Steve Jobs – encouraging us to Think Different, speaking to the crazy ones among us, and yes, I’ve always felt like I see the world a little askew, told me it was not only okay to be a little crazy, to think we could change world, but he also told me – and he showed me – that it’s possible.
Undoubtedly Apple is a confederation of geniuses, of dreamers and of people who don’t settle for anything less than profound, but it is a place created, formed, shaped by his vision, and he brought together the best he could find to make technology beautiful and human. To make people the most important technology.
So many of my potential heroes, too, were artists, and so I gave them the rough treatment.
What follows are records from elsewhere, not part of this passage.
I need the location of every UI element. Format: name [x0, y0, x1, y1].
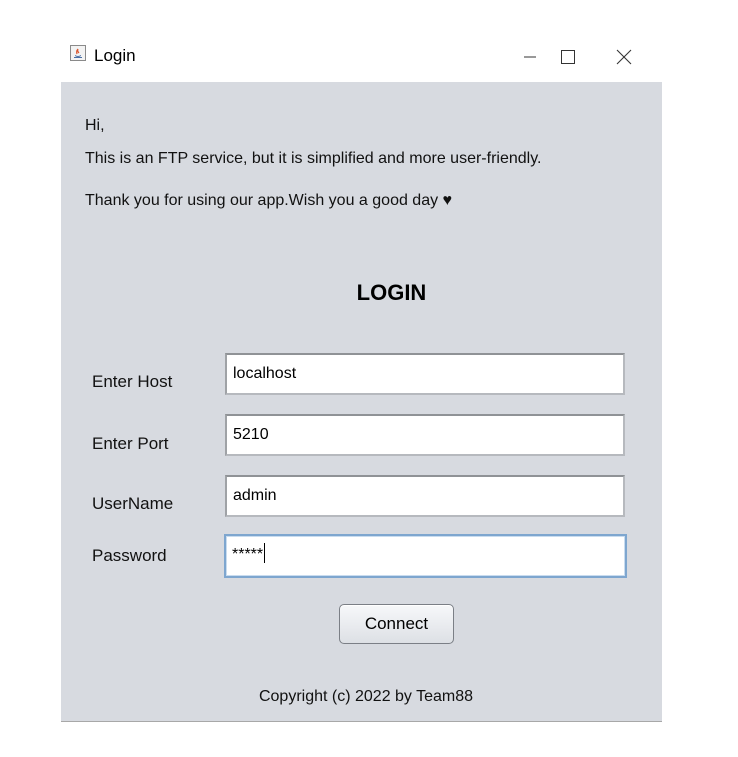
connect-button[interactable]: Connect	[339, 604, 454, 644]
login-window: Login Hi, This is an FTP service, but it…	[61, 32, 662, 722]
username-input[interactable]: admin	[225, 475, 625, 517]
minimize-icon	[523, 50, 537, 64]
port-label: Enter Port	[92, 434, 169, 453]
username-label: UserName	[92, 494, 174, 513]
java-app-icon	[70, 45, 86, 61]
window-title: Login	[94, 46, 136, 65]
port-input[interactable]: 5210	[225, 414, 625, 456]
greeting-line: Hi,	[85, 117, 105, 134]
maximize-button[interactable]	[545, 32, 591, 82]
close-button[interactable]	[601, 32, 647, 82]
host-label: Enter Host	[92, 372, 173, 391]
maximize-icon	[560, 49, 576, 65]
description-line: This is an FTP service, but it is simpli…	[85, 150, 542, 167]
copyright-text: Copyright (c) 2022 by Team88	[258, 688, 474, 705]
close-icon	[616, 49, 632, 65]
login-panel: Hi, This is an FTP service, but it is si…	[61, 82, 662, 722]
password-value: *****	[232, 546, 264, 563]
text-caret	[264, 543, 266, 564]
thanks-line: Thank you for using our app.Wish you a g…	[85, 192, 453, 209]
password-label: Password	[92, 546, 167, 565]
login-heading: LOGIN	[356, 280, 427, 305]
title-bar[interactable]: Login	[61, 32, 662, 82]
window-bottom-border	[61, 721, 662, 722]
password-input[interactable]: *****	[224, 534, 627, 578]
host-input[interactable]: localhost	[225, 353, 625, 395]
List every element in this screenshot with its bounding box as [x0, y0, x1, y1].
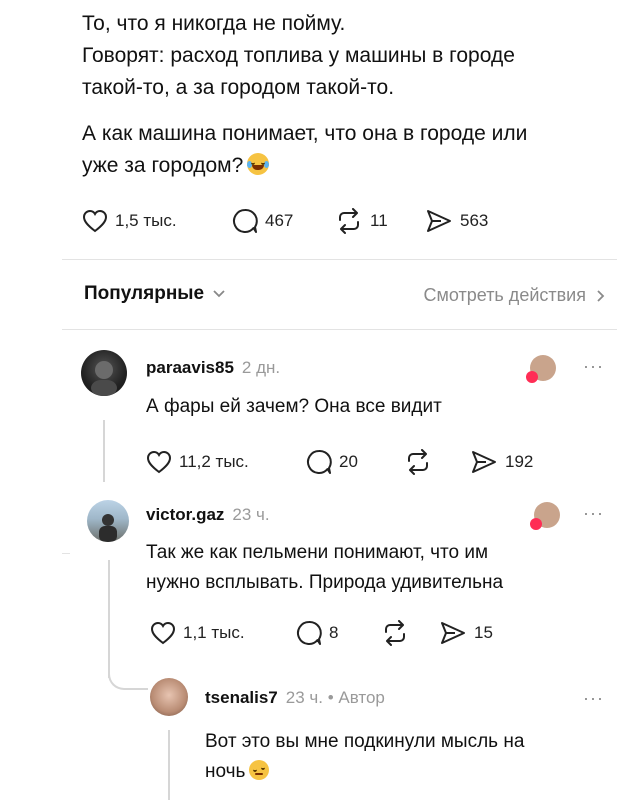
timestamp: 23 ч. • Автор: [285, 688, 385, 707]
timestamp: 2 дн.: [241, 358, 281, 377]
thread-line: [108, 560, 110, 678]
comment-header: paraavis85 2 дн.: [146, 358, 280, 378]
avatar[interactable]: [87, 500, 129, 542]
repost-icon: [408, 449, 428, 475]
view-activity-label: Смотреть действия: [423, 285, 586, 305]
post-line: Говорят: расход топлива у машины в город…: [82, 44, 515, 67]
heart-icon: [526, 371, 538, 383]
comment-line: ночь: [205, 757, 524, 787]
thinking-emoji-icon: [249, 760, 270, 780]
thread-connector: [108, 662, 148, 690]
share-count: 563: [460, 211, 489, 230]
heart-icon: [146, 450, 172, 474]
like-count: 1,5 тыс.: [115, 211, 177, 230]
more-options-icon[interactable]: ···: [583, 356, 604, 377]
comment-header: victor.gaz 23 ч.: [146, 505, 270, 525]
comment-line: Так же как пельмени понимают, что им: [146, 542, 489, 563]
reply-count: 20: [339, 452, 358, 471]
heart-icon: [150, 621, 176, 645]
comment-header: tsenalis7 23 ч. • Автор: [205, 688, 385, 708]
username[interactable]: victor.gaz: [146, 505, 224, 525]
chevron-down-icon: [213, 290, 225, 298]
view-activity-link[interactable]: Смотреть действия: [424, 285, 605, 306]
share-button[interactable]: 192: [470, 449, 533, 475]
thread-line: [168, 730, 170, 800]
like-count: 11,2 тыс.: [179, 452, 249, 471]
share-count: 192: [505, 452, 534, 471]
share-button[interactable]: 563: [425, 208, 488, 234]
sort-label: Популярные: [84, 283, 205, 304]
reply-count: 8: [329, 623, 339, 642]
like-count: 1,1 тыс.: [183, 623, 245, 642]
post-line: такой-то, а за городом такой-то.: [82, 76, 395, 99]
send-icon: [427, 210, 451, 232]
post-line: уже за городом?: [82, 150, 612, 182]
post-body: То, что я никогда не пойму. Говорят: рас…: [82, 8, 612, 182]
repost-button[interactable]: 11: [335, 208, 425, 234]
share-button[interactable]: 15: [439, 620, 493, 646]
laughing-tears-emoji-icon: [247, 153, 270, 175]
like-button[interactable]: 1,5 тыс.: [82, 209, 232, 233]
post-line: То, что я никогда не пойму.: [82, 12, 346, 35]
divider: [62, 553, 70, 554]
sort-dropdown[interactable]: Популярные: [84, 283, 226, 305]
heart-icon: [530, 518, 542, 530]
comment-count: 467: [265, 211, 294, 230]
author-liked-badge: [530, 502, 560, 530]
comment-icon: [233, 208, 258, 233]
like-button[interactable]: 1,1 тыс.: [150, 621, 296, 645]
divider: [62, 259, 617, 260]
comment-text: А фары ей зачем? Она все видит: [146, 396, 442, 417]
more-options-icon[interactable]: ···: [583, 503, 604, 524]
avatar[interactable]: [81, 350, 127, 396]
share-count: 15: [474, 623, 493, 642]
avatar-photo: [99, 514, 117, 542]
repost-icon: [339, 208, 359, 234]
comment-line: Вот это вы мне подкинули мысль на: [205, 731, 525, 752]
comment-line: нужно всплывать. Природа удивительна: [146, 572, 504, 593]
like-button[interactable]: 11,2 тыс.: [146, 450, 306, 474]
heart-icon: [82, 209, 108, 233]
post-line: А как машина понимает, что она в городе …: [82, 122, 528, 145]
reply-button[interactable]: 8: [296, 620, 381, 646]
comment-icon: [297, 620, 322, 645]
comment-actions: 11,2 тыс. 20 192: [146, 449, 533, 475]
username[interactable]: paraavis85: [146, 358, 234, 378]
more-options-icon[interactable]: ···: [583, 688, 604, 709]
repost-icon: [385, 620, 405, 646]
comment-text: Так же как пельмени понимают, что им нуж…: [146, 538, 503, 598]
repost-button[interactable]: [404, 449, 470, 475]
divider: [62, 329, 617, 330]
comment-icon: [307, 449, 332, 474]
chevron-right-icon: [597, 289, 605, 302]
author-liked-badge: [526, 355, 556, 383]
comment-text: Вот это вы мне подкинули мысль на ночь: [205, 727, 524, 787]
send-icon: [441, 622, 465, 644]
post-actions: 1,5 тыс. 467 11 563: [82, 208, 488, 234]
avatar-photo: [91, 361, 117, 396]
avatar[interactable]: [150, 678, 188, 716]
repost-button[interactable]: [381, 620, 439, 646]
comment-actions: 1,1 тыс. 8 15: [150, 620, 493, 646]
repost-count: 11: [370, 211, 388, 230]
username[interactable]: tsenalis7: [205, 688, 278, 708]
send-icon: [472, 451, 496, 473]
comment-button[interactable]: 467: [232, 208, 335, 234]
thread-line: [103, 420, 105, 482]
timestamp: 23 ч.: [232, 505, 270, 524]
reply-button[interactable]: 20: [306, 449, 404, 475]
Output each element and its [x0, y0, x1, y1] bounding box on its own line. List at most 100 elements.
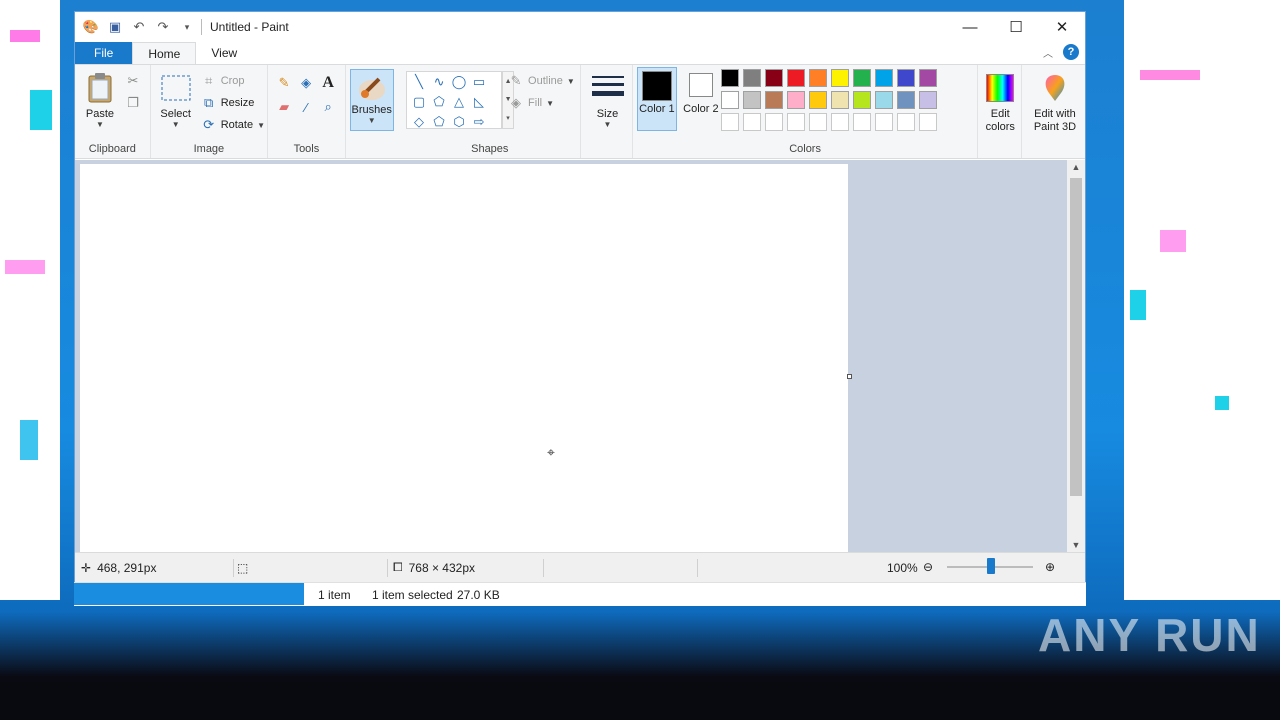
color-swatch[interactable]	[830, 113, 849, 131]
ribbon: Paste ▼ ✂ ❐ Clipboard Select ▼ ⌗ Crop ⧉	[75, 64, 1085, 159]
oval-shape-icon[interactable]: ◯	[449, 72, 469, 92]
color-swatch[interactable]	[874, 69, 893, 87]
fill-bucket-icon[interactable]: ◈	[298, 75, 314, 91]
cursor-position: ✛ 468, 291px	[81, 561, 156, 575]
chevron-down-icon: ▼	[367, 116, 376, 125]
color-swatch[interactable]	[918, 91, 937, 109]
brushes-button[interactable]: Brushes ▼	[349, 69, 394, 131]
color1-button[interactable]: Color 1	[636, 67, 677, 131]
arrow-shape-icon[interactable]: ⇨	[469, 112, 489, 132]
paste-button[interactable]: Paste ▼	[83, 71, 117, 129]
outline-icon: ✎	[510, 73, 522, 88]
text-tool-icon[interactable]: A	[320, 74, 336, 91]
crop-button[interactable]: ⌗ Crop	[201, 73, 245, 89]
paint-window: 🎨 ▣ ↶ ↷ ▾ Untitled - Paint — ☐ ✕ File Ho…	[74, 11, 1086, 582]
clipboard-icon	[83, 71, 117, 105]
glitch-block	[30, 90, 52, 130]
color-swatch[interactable]	[918, 113, 937, 131]
save-icon[interactable]: ▣	[107, 19, 123, 35]
size-button[interactable]: Size ▼	[591, 71, 625, 129]
color-swatch[interactable]	[808, 113, 827, 131]
color-swatch[interactable]	[742, 69, 761, 87]
scroll-down-icon[interactable]: ▼	[1067, 540, 1085, 550]
color-swatch[interactable]	[830, 69, 849, 87]
tab-file[interactable]: File	[75, 42, 133, 64]
color-swatch[interactable]	[764, 91, 783, 109]
pentagon-shape-icon[interactable]: ⬠	[429, 112, 449, 132]
collapse-ribbon-icon[interactable]: ︿	[1043, 45, 1053, 60]
line-shape-icon[interactable]: ╲	[409, 72, 429, 92]
color-swatch[interactable]	[896, 91, 915, 109]
close-button[interactable]: ✕	[1039, 12, 1085, 42]
color-swatch[interactable]	[764, 69, 783, 87]
scrollbar-thumb[interactable]	[1070, 178, 1082, 496]
redo-icon[interactable]: ↷	[155, 19, 171, 35]
color-swatch[interactable]	[720, 113, 739, 131]
rectangle-shape-icon[interactable]: ▭	[469, 72, 489, 92]
tab-view[interactable]: View	[196, 42, 252, 64]
resize-label: Resize	[220, 97, 255, 109]
color2-button[interactable]: Color 2	[681, 67, 721, 131]
color-swatch[interactable]	[896, 69, 915, 87]
maximize-button[interactable]: ☐	[993, 12, 1039, 42]
copy-icon[interactable]: ❐	[125, 95, 141, 111]
color-swatch[interactable]	[896, 113, 915, 131]
polygon-shape-icon[interactable]: ⬠	[429, 92, 449, 112]
rotate-icon: ⟳	[203, 117, 215, 132]
color-swatch[interactable]	[874, 113, 893, 131]
cut-icon[interactable]: ✂	[125, 73, 141, 89]
resize-button[interactable]: ⧉ Resize	[201, 95, 255, 111]
hexagon-shape-icon[interactable]: ⬡	[449, 112, 469, 132]
color-swatch[interactable]	[852, 113, 871, 131]
color-spectrum-icon	[983, 71, 1017, 105]
color-swatch[interactable]	[720, 69, 739, 87]
color-swatch[interactable]	[786, 113, 805, 131]
color-swatch[interactable]	[918, 69, 937, 87]
zoom-out-icon[interactable]: ⊖	[923, 560, 933, 574]
magnifier-icon[interactable]: ⌕	[320, 99, 336, 115]
color-swatch[interactable]	[830, 91, 849, 109]
rotate-button[interactable]: ⟳ Rotate ▼	[201, 117, 265, 133]
size-group: Size ▼	[581, 65, 633, 158]
help-icon[interactable]: ?	[1063, 44, 1079, 60]
rounded-rect-shape-icon[interactable]: ▢	[409, 92, 429, 112]
select-button[interactable]: Select ▼	[159, 71, 193, 129]
outline-button[interactable]: ✎ Outline ▼	[508, 73, 575, 89]
curve-shape-icon[interactable]: ∿	[429, 72, 449, 92]
color-swatch[interactable]	[808, 69, 827, 87]
title-bar: 🎨 ▣ ↶ ↷ ▾ Untitled - Paint — ☐ ✕	[75, 12, 1085, 42]
color-swatch[interactable]	[742, 113, 761, 131]
vertical-scrollbar[interactable]: ▲ ▼	[1067, 160, 1085, 552]
color-swatch[interactable]	[786, 91, 805, 109]
fill-label: Fill	[528, 97, 543, 109]
drawing-canvas[interactable]	[80, 164, 848, 552]
minimize-button[interactable]: —	[947, 12, 993, 42]
color-swatch[interactable]	[786, 69, 805, 87]
triangle-shape-icon[interactable]: △	[449, 92, 469, 112]
rotate-label: Rotate	[220, 119, 254, 131]
right-triangle-shape-icon[interactable]: ◺	[469, 92, 489, 112]
edit-colors-button[interactable]: Edit colors	[978, 71, 1022, 134]
explorer-highlight	[74, 583, 304, 605]
color-swatch[interactable]	[852, 69, 871, 87]
zoom-slider-thumb[interactable]	[987, 558, 995, 574]
color-picker-icon[interactable]: ⁄	[298, 99, 314, 115]
eraser-icon[interactable]: ▰	[276, 99, 292, 115]
resize-handle-right[interactable]	[847, 374, 852, 379]
fill-button[interactable]: ◈ Fill ▼	[508, 95, 554, 111]
color-swatch[interactable]	[764, 113, 783, 131]
scroll-up-icon[interactable]: ▲	[1067, 162, 1085, 172]
pencil-icon[interactable]: ✎	[276, 75, 292, 91]
diamond-shape-icon[interactable]: ◇	[409, 112, 429, 132]
undo-icon[interactable]: ↶	[131, 19, 147, 35]
tab-home[interactable]: Home	[132, 42, 197, 64]
edit-with-paint3d-button[interactable]: Edit with Paint 3D	[1022, 71, 1088, 134]
color-swatch[interactable]	[874, 91, 893, 109]
expand-icon[interactable]: ▾	[506, 114, 510, 122]
color-swatch[interactable]	[720, 91, 739, 109]
zoom-in-icon[interactable]: ⊕	[1045, 560, 1055, 574]
color-swatch[interactable]	[852, 91, 871, 109]
customize-qat-icon[interactable]: ▾	[179, 19, 195, 35]
color-swatch[interactable]	[742, 91, 761, 109]
color-swatch[interactable]	[808, 91, 827, 109]
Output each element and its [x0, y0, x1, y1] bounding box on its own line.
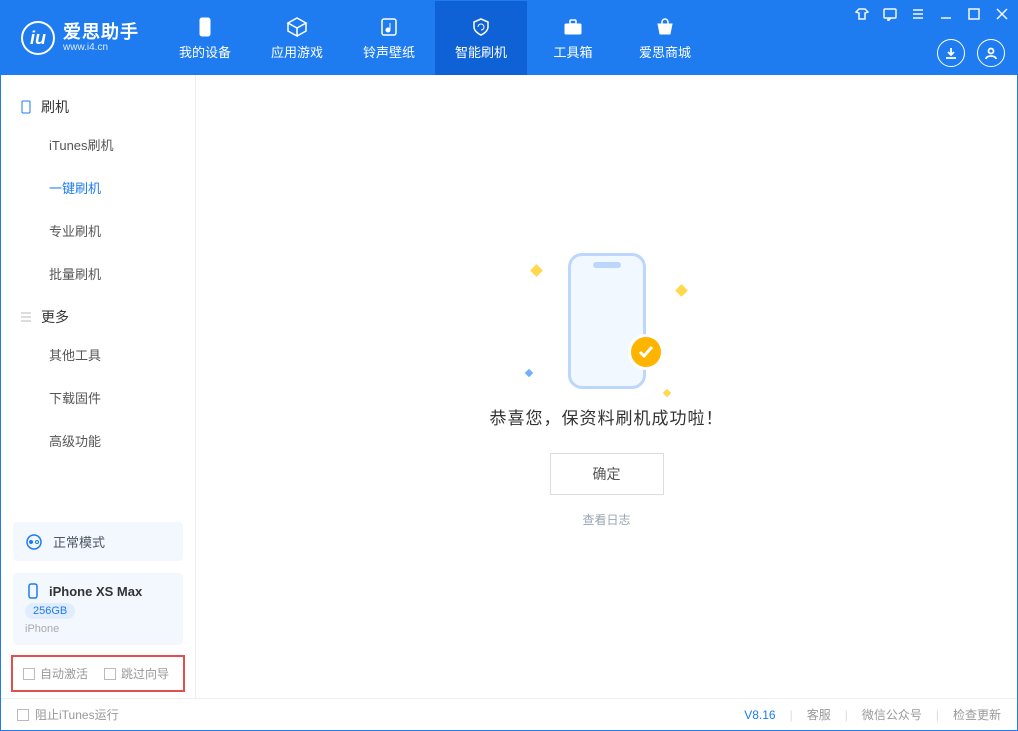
brand-text: 爱思助手 www.i4.cn — [63, 23, 139, 54]
support-link[interactable]: 客服 — [807, 706, 831, 723]
footer: 阻止iTunes运行 V8.16 | 客服 | 微信公众号 | 检查更新 — [1, 698, 1017, 730]
success-illustration — [522, 246, 692, 396]
store-icon — [654, 16, 676, 38]
app-window: iu 爱思助手 www.i4.cn 我的设备 应用游戏 铃声壁纸 智能刷机 — [0, 0, 1018, 731]
sidebar-item-itunes-flash[interactable]: iTunes刷机 — [1, 123, 195, 166]
separator: | — [936, 708, 939, 722]
sidebar-item-batch-flash[interactable]: 批量刷机 — [1, 252, 195, 295]
sidebar-item-other-tools[interactable]: 其他工具 — [1, 333, 195, 376]
tab-label: 智能刷机 — [455, 42, 507, 61]
device-name-row: iPhone XS Max — [25, 583, 171, 599]
maximize-icon[interactable] — [965, 5, 983, 23]
music-icon — [378, 16, 400, 38]
tab-label: 爱思商城 — [639, 42, 691, 61]
main-content: 恭喜您，保资料刷机成功啦！ 确定 查看日志 — [196, 75, 1017, 698]
confirm-button[interactable]: 确定 — [550, 453, 664, 495]
sidebar-item-advanced[interactable]: 高级功能 — [1, 419, 195, 462]
group-label: 刷机 — [41, 97, 69, 117]
skin-icon[interactable] — [853, 5, 871, 23]
version-label: V8.16 — [744, 708, 775, 722]
flash-options-highlighted: 自动激活 跳过向导 — [11, 655, 185, 692]
separator: | — [790, 708, 793, 722]
check-update-link[interactable]: 检查更新 — [953, 706, 1001, 723]
tab-apps-games[interactable]: 应用游戏 — [251, 1, 343, 75]
titlebar: iu 爱思助手 www.i4.cn 我的设备 应用游戏 铃声壁纸 智能刷机 — [1, 1, 1017, 75]
checkbox-label: 自动激活 — [40, 665, 88, 682]
checkbox-block-itunes[interactable]: 阻止iTunes运行 — [17, 706, 119, 723]
sparkle-icon — [662, 388, 670, 396]
sidebar-item-pro-flash[interactable]: 专业刷机 — [1, 209, 195, 252]
tab-store[interactable]: 爱思商城 — [619, 1, 711, 75]
mode-icon — [25, 533, 43, 551]
body: 刷机 iTunes刷机 一键刷机 专业刷机 批量刷机 更多 其他工具 下载固件 … — [1, 75, 1017, 698]
group-label: 更多 — [41, 307, 69, 327]
sparkle-icon — [675, 284, 688, 297]
wechat-link[interactable]: 微信公众号 — [862, 706, 922, 723]
device-type: iPhone — [25, 623, 171, 635]
checkbox-icon — [104, 668, 116, 680]
feedback-icon[interactable] — [881, 5, 899, 23]
sparkle-icon — [524, 368, 532, 376]
nav-tabs: 我的设备 应用游戏 铃声壁纸 智能刷机 工具箱 爱思商城 — [159, 1, 711, 75]
tab-ringtones-wallpapers[interactable]: 铃声壁纸 — [343, 1, 435, 75]
checkbox-icon — [23, 668, 35, 680]
checkbox-icon — [17, 709, 29, 721]
tab-label: 应用游戏 — [271, 42, 323, 61]
user-controls — [937, 39, 1005, 67]
device-name: iPhone XS Max — [49, 584, 142, 599]
brand-logo-icon: iu — [21, 21, 55, 55]
tab-label: 铃声壁纸 — [363, 42, 415, 61]
shield-sync-icon — [470, 16, 492, 38]
brand-subtitle: www.i4.cn — [63, 42, 139, 53]
storage-badge: 256GB — [25, 603, 75, 619]
menu-icon[interactable] — [909, 5, 927, 23]
minimize-icon[interactable] — [937, 5, 955, 23]
checkbox-label: 跳过向导 — [121, 665, 169, 682]
tab-my-device[interactable]: 我的设备 — [159, 1, 251, 75]
phone-illustration — [568, 253, 646, 389]
cube-icon — [286, 16, 308, 38]
separator: | — [845, 708, 848, 722]
sidebar: 刷机 iTunes刷机 一键刷机 专业刷机 批量刷机 更多 其他工具 下载固件 … — [1, 75, 196, 698]
sidebar-scroll: 刷机 iTunes刷机 一键刷机 专业刷机 批量刷机 更多 其他工具 下载固件 … — [1, 75, 195, 516]
download-button[interactable] — [937, 39, 965, 67]
close-icon[interactable] — [993, 5, 1011, 23]
sidebar-item-oneclick-flash[interactable]: 一键刷机 — [1, 166, 195, 209]
tab-smart-flash[interactable]: 智能刷机 — [435, 1, 527, 75]
checkbox-auto-activate[interactable]: 自动激活 — [23, 665, 88, 682]
device-icon — [194, 16, 216, 38]
tab-label: 我的设备 — [179, 42, 231, 61]
checkbox-skip-guide[interactable]: 跳过向导 — [104, 665, 169, 682]
brand-title: 爱思助手 — [63, 23, 139, 43]
sidebar-group-more: 更多 — [1, 295, 195, 333]
toolbox-icon — [562, 16, 584, 38]
success-check-icon — [628, 334, 664, 370]
device-phone-icon — [25, 583, 41, 599]
device-card: iPhone XS Max 256GB iPhone — [13, 573, 183, 645]
sidebar-group-flash: 刷机 — [1, 85, 195, 123]
list-icon — [19, 310, 33, 324]
sparkle-icon — [530, 264, 543, 277]
phone-icon — [19, 100, 33, 114]
account-button[interactable] — [977, 39, 1005, 67]
success-message: 恭喜您，保资料刷机成功啦！ — [490, 404, 724, 429]
mode-status-card: 正常模式 — [13, 522, 183, 561]
brand: iu 爱思助手 www.i4.cn — [1, 1, 159, 75]
tab-toolbox[interactable]: 工具箱 — [527, 1, 619, 75]
tab-label: 工具箱 — [553, 42, 592, 61]
footer-right: V8.16 | 客服 | 微信公众号 | 检查更新 — [744, 706, 1001, 723]
sidebar-item-download-firmware[interactable]: 下载固件 — [1, 376, 195, 419]
checkbox-label: 阻止iTunes运行 — [35, 706, 119, 723]
mode-label: 正常模式 — [53, 532, 105, 551]
window-controls — [853, 5, 1011, 23]
view-log-link[interactable]: 查看日志 — [582, 511, 630, 528]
It wasn’t enough for me for an artist to create powerful art; their life needed to be art as well, and without blemish.
But none of us is perfect. None of us is without blemish. There will be people who talk about dark sides of any hero, Steve Jobs included. So now I’ve redefined what an artist is – to me: An artist imagines, and is driven by that imagination to create no matter what the world says, and an artist’s creation inspires our imagination.
Yesterday, the world lost a profound artist, someone who touched almost every aspect of modern life for a vast portion of the world, and I lost a hero. But I also gained one.
Goodbye, Steve. Thank you so, so much.
I’d seen him in person once more (outside of keynotes and random glimpses of him milling about the show floor) at a Macworld. He’d arrived at the front entrance with a small entourage in tow, without his badge. The security guard stopped him and told him nobody would be admitted without a show badge.
We who congregated around the scene could tell he was upset about it, but he quietly told the guard his name, and that he was the CEO of Apple. The guard had none of it and stood firm. Steve – in his black turtleneck and blue jeans, asked a few members of his entourage to vouch for him, but the security guard just radioed his supervisor.
And in a few minutes, out walked a supervisor, who again repeated the policy. Steve – already standing up straight and tall, looked the supervisor in the eye and spoke – clearly enough for the gathered crowd to hear:
“Do you know who I am? I’m Steven Fucking Jobs!”
And with that, Steven Fucking Jobs walked past the guards and into Javitz Center just like he owned the place.